While the official gave no reason for the arrests, sources close to the group said that U.S. forces had asked the movement to vacate its Arbil office to the U.S.-led troops, without elaborating.
Resistance Unabated
Meanwhile, a U.S. soldier and two Iraqi civilians were wounded near Baquba, 60 kilometers (37 miles) north of Baghdad, Lieutenant Colonel Bill MacDonald of the Fourth Infantry Division (4ID) said Monday, August 4.
“We had a logistical convoy that was attacked by an improvised explosive device (IED) on highway 2 near the town of Al-Husseini at 11 am (0700 GMT) Sunday,” MacDonald said.
A firefight broke out with attackers before 4ID’s second brigade “detained 12 Iraqis suspected of carrying out the attack,” said MacDonald.
The attack was the same one reported Sunday by residents near Baquba.
They said two soldiers were wounded when their Humvee all-terrain vehicle was hit by a rocket-propelled grenade.
In another incident, U.S. troops stationed at Ibn Firnas airport, 60 kilometers (40 miles) northeast of Baghdad, came under mortar attack Sunday night from a group of unidentified assailants, witnesses said Monday.
Iraqi resistance fighters fired one mortar bomb at U.S. troops at 10:30 pm (1830 GMT) before fleeing, witness Ibrahim Saleh told AFP, unable to say whether there had been any casualties.
U.S. troops at Ibn Firnas airport have come under regular mortar fire over past weeks.
Iraqi police also opened fire Monday on armed men who fired a rocket-propelled grenade at a U.S. military vehicle and accompanying police in Khaldiya, 100 kilometers (60 miles) west of Baghdad, witnesses said.
Resident Ismael Turki told AFP the men fired an RPG at a U.S. troop transporter traveling through the centre of the village.
There was an exchange of fire as the men fled, after which U.S. forces carried out house raids.
Ongoing Arrests
The resistance incidents coincided with a massive hunt operation for ousted Iraqi president Saddam Hussein.
MacDonald said the hunt operation, codenamed TaskForce Ironhorse, conducted 300 patrols, 11 raids and arrested 11 people in the past 24 hours.
Early Monday, the U.S.-led troops said it had captured another key fighter in the chain of localized resistance in Tikrit.
“The main guy we targeted last night turned himself in this morning.

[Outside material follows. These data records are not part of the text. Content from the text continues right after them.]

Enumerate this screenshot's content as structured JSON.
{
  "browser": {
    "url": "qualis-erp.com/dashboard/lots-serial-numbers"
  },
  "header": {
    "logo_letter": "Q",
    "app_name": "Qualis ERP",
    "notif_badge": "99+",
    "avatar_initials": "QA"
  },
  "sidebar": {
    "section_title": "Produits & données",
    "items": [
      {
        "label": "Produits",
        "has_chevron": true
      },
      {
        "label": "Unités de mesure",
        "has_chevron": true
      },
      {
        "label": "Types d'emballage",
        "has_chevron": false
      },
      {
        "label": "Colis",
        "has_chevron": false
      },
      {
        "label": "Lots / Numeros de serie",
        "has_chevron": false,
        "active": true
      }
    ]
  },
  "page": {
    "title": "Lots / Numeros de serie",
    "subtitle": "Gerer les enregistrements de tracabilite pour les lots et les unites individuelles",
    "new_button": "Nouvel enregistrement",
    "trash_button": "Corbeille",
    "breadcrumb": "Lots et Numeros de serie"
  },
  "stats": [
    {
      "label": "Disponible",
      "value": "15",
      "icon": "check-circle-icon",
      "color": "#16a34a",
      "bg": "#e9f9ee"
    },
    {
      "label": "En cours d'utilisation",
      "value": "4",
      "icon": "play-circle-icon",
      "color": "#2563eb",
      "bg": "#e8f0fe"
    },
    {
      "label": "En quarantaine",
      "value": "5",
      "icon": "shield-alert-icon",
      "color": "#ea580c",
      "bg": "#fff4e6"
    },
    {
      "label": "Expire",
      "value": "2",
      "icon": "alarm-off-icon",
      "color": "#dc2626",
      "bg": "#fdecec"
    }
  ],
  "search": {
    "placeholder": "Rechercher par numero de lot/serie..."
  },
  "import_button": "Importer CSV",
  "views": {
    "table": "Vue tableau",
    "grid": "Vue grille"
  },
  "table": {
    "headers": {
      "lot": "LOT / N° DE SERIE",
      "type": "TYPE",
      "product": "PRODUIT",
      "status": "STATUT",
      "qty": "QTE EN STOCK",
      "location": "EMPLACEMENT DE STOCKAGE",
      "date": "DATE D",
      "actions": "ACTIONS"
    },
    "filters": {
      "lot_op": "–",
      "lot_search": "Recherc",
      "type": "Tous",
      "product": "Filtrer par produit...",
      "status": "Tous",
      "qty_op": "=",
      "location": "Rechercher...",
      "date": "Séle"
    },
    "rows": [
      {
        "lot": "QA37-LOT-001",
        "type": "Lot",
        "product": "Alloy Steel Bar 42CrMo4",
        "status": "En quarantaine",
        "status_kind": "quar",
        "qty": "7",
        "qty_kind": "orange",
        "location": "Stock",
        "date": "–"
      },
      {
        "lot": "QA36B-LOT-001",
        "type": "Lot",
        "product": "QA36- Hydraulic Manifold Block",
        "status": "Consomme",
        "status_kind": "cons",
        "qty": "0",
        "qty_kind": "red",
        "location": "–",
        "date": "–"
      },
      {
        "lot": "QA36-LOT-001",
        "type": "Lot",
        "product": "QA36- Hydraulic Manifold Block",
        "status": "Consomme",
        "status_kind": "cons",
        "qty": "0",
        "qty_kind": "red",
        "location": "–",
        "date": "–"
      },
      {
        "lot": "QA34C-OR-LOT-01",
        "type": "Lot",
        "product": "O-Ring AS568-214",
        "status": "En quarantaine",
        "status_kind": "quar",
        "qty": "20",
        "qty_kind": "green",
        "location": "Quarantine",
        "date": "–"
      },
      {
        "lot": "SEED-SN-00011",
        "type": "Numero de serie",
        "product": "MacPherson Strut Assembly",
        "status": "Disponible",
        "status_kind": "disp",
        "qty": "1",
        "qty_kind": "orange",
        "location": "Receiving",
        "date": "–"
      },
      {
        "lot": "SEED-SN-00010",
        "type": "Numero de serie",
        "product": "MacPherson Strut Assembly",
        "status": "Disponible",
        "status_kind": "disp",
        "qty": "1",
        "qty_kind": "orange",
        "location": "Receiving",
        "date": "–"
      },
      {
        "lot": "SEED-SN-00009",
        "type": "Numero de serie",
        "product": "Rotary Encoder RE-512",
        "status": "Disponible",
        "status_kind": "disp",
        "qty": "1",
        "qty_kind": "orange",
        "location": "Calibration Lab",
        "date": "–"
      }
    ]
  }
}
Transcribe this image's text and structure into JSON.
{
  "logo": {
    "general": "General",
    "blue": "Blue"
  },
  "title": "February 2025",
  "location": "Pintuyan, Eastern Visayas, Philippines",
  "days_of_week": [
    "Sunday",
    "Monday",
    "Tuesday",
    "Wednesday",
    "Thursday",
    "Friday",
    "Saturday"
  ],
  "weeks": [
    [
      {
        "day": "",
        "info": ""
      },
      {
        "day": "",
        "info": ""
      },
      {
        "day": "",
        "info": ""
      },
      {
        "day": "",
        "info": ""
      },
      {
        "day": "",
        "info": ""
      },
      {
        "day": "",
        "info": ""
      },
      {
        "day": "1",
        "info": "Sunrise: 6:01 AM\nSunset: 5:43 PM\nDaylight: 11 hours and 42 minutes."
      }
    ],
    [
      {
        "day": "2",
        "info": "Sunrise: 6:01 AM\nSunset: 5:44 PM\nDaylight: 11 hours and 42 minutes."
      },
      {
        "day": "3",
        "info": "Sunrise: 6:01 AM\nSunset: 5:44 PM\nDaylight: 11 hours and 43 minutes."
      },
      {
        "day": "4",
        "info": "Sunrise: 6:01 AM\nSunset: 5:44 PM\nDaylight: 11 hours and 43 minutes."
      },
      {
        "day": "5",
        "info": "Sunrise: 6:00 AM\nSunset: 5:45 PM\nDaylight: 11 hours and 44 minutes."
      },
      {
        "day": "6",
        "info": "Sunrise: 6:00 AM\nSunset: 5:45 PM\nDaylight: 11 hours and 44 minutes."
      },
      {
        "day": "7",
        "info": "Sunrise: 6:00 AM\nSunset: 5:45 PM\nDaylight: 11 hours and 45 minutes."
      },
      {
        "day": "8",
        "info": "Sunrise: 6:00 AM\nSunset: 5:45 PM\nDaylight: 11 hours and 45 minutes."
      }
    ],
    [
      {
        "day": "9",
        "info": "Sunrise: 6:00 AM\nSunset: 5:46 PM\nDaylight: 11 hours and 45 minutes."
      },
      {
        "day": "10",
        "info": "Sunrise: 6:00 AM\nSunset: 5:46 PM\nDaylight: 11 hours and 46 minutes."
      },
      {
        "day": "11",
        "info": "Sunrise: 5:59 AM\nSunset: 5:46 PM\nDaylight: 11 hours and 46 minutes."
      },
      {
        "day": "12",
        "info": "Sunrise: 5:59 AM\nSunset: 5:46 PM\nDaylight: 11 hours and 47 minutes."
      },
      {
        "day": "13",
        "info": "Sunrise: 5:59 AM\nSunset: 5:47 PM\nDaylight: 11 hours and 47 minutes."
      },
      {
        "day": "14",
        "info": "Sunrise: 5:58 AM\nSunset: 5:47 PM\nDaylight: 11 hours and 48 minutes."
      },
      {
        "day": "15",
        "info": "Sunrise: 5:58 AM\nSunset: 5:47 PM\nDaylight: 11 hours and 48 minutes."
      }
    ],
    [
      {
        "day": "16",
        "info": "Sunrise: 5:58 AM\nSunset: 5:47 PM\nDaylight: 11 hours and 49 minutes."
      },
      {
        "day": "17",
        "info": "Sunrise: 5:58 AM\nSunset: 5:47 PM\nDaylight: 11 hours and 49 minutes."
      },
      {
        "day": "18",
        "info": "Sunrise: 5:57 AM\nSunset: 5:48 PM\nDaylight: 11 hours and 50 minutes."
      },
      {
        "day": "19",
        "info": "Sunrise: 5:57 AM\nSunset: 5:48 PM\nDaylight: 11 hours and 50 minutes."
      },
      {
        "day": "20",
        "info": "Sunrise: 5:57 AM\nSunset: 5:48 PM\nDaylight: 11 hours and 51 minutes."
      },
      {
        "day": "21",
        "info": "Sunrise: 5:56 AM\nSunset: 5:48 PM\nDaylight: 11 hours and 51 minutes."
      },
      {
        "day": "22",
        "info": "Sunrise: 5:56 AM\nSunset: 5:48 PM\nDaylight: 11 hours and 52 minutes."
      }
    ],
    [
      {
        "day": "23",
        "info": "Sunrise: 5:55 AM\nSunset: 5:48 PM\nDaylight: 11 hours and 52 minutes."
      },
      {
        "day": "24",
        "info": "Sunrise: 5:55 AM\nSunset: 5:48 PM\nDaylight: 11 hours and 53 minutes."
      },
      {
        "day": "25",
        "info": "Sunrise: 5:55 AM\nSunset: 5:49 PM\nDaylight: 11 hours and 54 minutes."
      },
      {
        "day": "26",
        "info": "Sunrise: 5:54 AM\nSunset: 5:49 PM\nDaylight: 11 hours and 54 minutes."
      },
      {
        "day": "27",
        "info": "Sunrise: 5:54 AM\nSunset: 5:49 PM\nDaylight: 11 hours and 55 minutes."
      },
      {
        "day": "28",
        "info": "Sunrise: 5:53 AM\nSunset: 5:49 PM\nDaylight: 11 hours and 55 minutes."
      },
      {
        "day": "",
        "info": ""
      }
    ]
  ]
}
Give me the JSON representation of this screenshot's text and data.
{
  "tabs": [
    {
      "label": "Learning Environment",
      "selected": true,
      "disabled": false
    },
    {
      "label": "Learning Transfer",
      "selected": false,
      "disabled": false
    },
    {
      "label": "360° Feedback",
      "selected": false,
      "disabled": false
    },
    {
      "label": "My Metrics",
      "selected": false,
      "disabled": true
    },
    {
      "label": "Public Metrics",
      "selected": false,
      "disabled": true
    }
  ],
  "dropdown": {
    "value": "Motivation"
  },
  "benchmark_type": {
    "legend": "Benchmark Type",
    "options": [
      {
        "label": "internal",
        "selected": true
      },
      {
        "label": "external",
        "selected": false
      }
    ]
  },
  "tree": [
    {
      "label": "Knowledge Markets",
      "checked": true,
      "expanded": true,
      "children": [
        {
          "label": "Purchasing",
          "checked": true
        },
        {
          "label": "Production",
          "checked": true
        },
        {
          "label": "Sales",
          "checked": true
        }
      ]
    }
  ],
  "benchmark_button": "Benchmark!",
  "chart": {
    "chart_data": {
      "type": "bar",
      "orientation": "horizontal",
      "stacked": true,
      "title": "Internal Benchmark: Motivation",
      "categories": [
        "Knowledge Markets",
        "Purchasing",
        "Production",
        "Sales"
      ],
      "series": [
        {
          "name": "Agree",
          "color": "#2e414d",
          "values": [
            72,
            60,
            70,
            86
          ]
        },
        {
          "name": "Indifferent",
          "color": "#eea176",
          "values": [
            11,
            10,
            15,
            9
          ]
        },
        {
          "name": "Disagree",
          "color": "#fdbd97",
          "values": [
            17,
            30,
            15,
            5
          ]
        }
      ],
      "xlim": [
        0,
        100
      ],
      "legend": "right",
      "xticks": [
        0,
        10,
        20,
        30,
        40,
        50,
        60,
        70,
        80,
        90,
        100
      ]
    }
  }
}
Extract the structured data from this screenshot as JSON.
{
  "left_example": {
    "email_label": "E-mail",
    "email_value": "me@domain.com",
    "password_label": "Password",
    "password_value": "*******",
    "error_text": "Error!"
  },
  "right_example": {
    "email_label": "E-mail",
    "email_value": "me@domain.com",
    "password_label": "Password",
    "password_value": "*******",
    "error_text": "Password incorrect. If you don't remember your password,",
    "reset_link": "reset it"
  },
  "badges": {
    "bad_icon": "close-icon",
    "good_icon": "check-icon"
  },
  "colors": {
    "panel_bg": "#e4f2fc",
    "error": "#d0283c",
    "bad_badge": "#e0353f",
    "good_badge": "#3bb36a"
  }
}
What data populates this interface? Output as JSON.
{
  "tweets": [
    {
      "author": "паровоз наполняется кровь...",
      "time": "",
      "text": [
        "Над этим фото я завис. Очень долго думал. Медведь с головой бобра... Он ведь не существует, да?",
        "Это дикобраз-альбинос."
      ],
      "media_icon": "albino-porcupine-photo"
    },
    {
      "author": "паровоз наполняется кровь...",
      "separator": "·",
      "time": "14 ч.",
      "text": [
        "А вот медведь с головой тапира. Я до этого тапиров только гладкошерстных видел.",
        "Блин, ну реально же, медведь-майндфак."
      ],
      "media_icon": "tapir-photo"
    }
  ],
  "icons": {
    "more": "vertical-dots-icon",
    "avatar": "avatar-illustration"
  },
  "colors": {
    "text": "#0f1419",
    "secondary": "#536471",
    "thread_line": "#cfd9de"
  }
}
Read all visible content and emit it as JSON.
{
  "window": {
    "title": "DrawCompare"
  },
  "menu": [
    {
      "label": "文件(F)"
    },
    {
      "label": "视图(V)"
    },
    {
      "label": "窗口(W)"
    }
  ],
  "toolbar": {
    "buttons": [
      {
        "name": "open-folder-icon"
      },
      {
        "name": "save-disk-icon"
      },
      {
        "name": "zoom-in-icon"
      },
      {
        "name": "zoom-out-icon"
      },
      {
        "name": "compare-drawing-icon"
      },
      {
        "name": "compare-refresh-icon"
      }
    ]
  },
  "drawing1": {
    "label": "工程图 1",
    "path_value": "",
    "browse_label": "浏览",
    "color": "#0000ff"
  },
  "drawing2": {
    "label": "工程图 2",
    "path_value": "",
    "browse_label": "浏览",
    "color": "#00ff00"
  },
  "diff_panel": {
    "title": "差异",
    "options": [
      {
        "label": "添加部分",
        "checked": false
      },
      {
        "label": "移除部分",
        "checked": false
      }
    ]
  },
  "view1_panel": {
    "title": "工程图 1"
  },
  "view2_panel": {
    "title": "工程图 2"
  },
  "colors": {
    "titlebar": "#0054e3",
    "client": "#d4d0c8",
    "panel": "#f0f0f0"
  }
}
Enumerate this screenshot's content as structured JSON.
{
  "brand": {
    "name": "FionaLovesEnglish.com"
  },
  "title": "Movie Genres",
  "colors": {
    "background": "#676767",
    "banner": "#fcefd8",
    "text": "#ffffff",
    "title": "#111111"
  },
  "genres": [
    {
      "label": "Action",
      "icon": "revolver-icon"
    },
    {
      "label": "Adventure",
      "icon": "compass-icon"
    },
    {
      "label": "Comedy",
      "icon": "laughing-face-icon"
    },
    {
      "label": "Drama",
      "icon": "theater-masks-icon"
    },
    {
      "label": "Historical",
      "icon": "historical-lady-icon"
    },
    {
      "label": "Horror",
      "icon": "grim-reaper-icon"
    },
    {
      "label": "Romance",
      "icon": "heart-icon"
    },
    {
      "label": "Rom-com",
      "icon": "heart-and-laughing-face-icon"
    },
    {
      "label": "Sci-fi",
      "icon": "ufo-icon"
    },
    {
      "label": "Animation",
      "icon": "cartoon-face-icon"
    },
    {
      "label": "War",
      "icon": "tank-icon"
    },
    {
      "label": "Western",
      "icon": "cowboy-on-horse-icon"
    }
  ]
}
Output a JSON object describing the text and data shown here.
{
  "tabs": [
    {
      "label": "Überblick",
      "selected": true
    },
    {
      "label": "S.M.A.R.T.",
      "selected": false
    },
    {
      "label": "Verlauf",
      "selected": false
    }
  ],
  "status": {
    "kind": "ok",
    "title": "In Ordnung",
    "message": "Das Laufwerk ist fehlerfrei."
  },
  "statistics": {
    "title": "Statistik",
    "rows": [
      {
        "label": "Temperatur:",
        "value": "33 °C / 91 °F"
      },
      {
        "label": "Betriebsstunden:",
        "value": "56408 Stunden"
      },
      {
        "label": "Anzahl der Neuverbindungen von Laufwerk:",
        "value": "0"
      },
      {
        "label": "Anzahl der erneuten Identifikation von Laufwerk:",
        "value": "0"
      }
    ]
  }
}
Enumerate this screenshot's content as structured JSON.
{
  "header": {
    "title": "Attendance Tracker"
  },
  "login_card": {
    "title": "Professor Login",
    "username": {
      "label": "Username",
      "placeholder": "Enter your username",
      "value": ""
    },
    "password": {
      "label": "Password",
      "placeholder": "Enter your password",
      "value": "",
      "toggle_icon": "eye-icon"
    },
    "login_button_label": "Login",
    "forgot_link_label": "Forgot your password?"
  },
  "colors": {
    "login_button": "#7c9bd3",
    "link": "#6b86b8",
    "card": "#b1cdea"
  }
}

He was an organizer, a former regime loyalist,” said Lieutenant Colonel Steve Russell, of the 1-22 battalion, adding that the non-stop raids were making a difference in cracking the region’s pro-Saddam cells.
“There are fewer and fewer of these men who support the regime. We are getting great information from them now, which is leading to these raids,” he said.
In the raids, the troops seized four surface-to-air missiles and an air defense artillery radar system, among the usual finds of Kalashnikov rifles and RPGs.
A 75-year-old Iraqi farmer was shot dead and his son wounded Sunday by U.S. troops after being turned back at a U.S. checkpoint west of Fallujah.